Greta Garbo, smoking.
How I quit smoking has a lot to do with why I did it because, like everything in life, only a good reason will make you stick with your resolutions.
Mine was vanity.
In my early thirties and already divorced, I started to see wrinkles, or maybe they were too small to graduate from fine lines, but there they were. I panicked. I would never find another partner because nothing says “Don’t kiss me” like a barcode engraved on your upper lip. Quitting was tough, but I managed.
I had curbed that catastrophe.
These days, we are renovating our apartment; by we, I mean the man I managed to make want to kiss me in my mid-thirties and me.
The guy who comes every morning to paint the walls reeks of cigarette smoke. So much so that he leaves an atmosphere when he is gone, like an afterthought that blends with the smell of fresh paint. The ambience in my living room, with the undertones of hydrogen cyanide, benzene, formaldehyde, and nicotine, with hints of solvent, got me thinking about how cool I thought smoking was in my early twenties. I could picture myself like Greta Garbo back then.

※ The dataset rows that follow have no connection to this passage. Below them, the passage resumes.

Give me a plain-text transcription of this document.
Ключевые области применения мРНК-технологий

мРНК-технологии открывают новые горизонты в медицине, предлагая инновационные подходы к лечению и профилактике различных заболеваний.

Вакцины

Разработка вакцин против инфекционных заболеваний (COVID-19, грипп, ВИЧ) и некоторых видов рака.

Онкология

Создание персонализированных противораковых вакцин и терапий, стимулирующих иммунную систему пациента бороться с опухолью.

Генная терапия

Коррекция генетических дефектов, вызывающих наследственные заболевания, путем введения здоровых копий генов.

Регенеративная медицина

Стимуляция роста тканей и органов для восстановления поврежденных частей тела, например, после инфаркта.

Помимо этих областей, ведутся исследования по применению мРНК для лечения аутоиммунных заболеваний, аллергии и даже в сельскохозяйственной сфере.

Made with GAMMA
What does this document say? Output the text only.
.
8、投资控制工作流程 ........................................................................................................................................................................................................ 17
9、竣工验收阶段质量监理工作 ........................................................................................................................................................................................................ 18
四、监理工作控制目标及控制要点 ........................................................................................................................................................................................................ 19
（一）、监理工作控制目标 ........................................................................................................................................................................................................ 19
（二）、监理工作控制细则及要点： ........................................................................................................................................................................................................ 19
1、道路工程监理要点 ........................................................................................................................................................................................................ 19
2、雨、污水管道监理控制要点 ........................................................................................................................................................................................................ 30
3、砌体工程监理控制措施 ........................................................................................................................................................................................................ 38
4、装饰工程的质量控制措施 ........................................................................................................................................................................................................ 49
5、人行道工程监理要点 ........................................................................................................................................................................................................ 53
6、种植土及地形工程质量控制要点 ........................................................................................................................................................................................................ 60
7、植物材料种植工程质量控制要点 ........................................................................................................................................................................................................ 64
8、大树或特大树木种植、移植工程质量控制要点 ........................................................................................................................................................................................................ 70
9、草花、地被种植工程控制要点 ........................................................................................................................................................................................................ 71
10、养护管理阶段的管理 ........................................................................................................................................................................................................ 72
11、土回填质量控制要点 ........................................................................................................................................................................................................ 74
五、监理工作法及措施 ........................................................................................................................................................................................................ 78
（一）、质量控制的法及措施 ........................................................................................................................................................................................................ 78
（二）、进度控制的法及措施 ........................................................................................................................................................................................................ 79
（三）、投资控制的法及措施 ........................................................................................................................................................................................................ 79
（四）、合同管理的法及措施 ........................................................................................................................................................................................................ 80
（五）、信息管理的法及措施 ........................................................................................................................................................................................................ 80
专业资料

Now I see this man painting and can only picture his shrivelling lungs. This image I describe seems problematic, but rest assured; I don’t sit and stare like a voyeur diagnosing hidden tumours or upcoming heart failures. I just ponder on how good we are at lying to ourselves.
As an oncologist, I say every so often- “you should consider stopping smoking”. When I have developed a close enough relationship with my patients (which takes, like, 2 visits; it comes with the territory), I feel comfortable enough to tell them- “Look, in reality, you only enjoy smoking the post-prandial cigarettes, so you should be cutting down to three per day, easily.” A couple of venturesome patients have remarked, “What about the post-coital?” to which I say- “OK, four?”
I have lost count of the patients who reject the treatment I offer to decrease the risk of relapse because “I am against pills, god knows what they put in them” but will not quit smoking. They usually give me a bashful smile and shrug their shoulders when I ask about the contradiction. “Oh, Ana! You know how it is!”.
I do.
My sister is a cardiologist; she has met a cornucopia of patients who literally say, “I drink a bottle of wine for lunch and a couple of gin and tonics after work because I need to decompress. It’s the stress that is killing me”. When she explains the effect of alcohol on heart disease (not to mention the liver), they feel offended and reply, “Doc! All I drink is top quality". There is no designated section for “top-quality” heart attacks or liver failures in the ICU, nor is their prognosis better. Let’s just get that out of the way.
So, what I am getting at here is that Health is not a very enticing reason to quit anything bad or start anything, you know, healthy. And I get it. Health is this abstract entity we take for granted until we lose it. And then it is a catastrophe one might not be able to curb.
So my piece of unwanted advice, here, for the taking, free or charge and with no strings attached, is:
Should you want to start a healthy habit or stop an unhealthy one, don’t make Health your “why”. It won’t stick.
Find another “why”, anything you want- take mine if you need it! I have enough vanity to go around. But find it. And when you have it, start small and build momentum.
You got this.
Yours in divine (im)perfection,
Dr. Ana
Expert in unsolicited advice
Haha the post-coital thing made me laugh. Good advice me thinks, and some I totally didn’t ask for so… perfect.
Love this advice. I stopped smoking by reading Allen Carr's The Easy Way to Stop Smoking. My dad did the same. I recommend this book to anyone who wants to quit.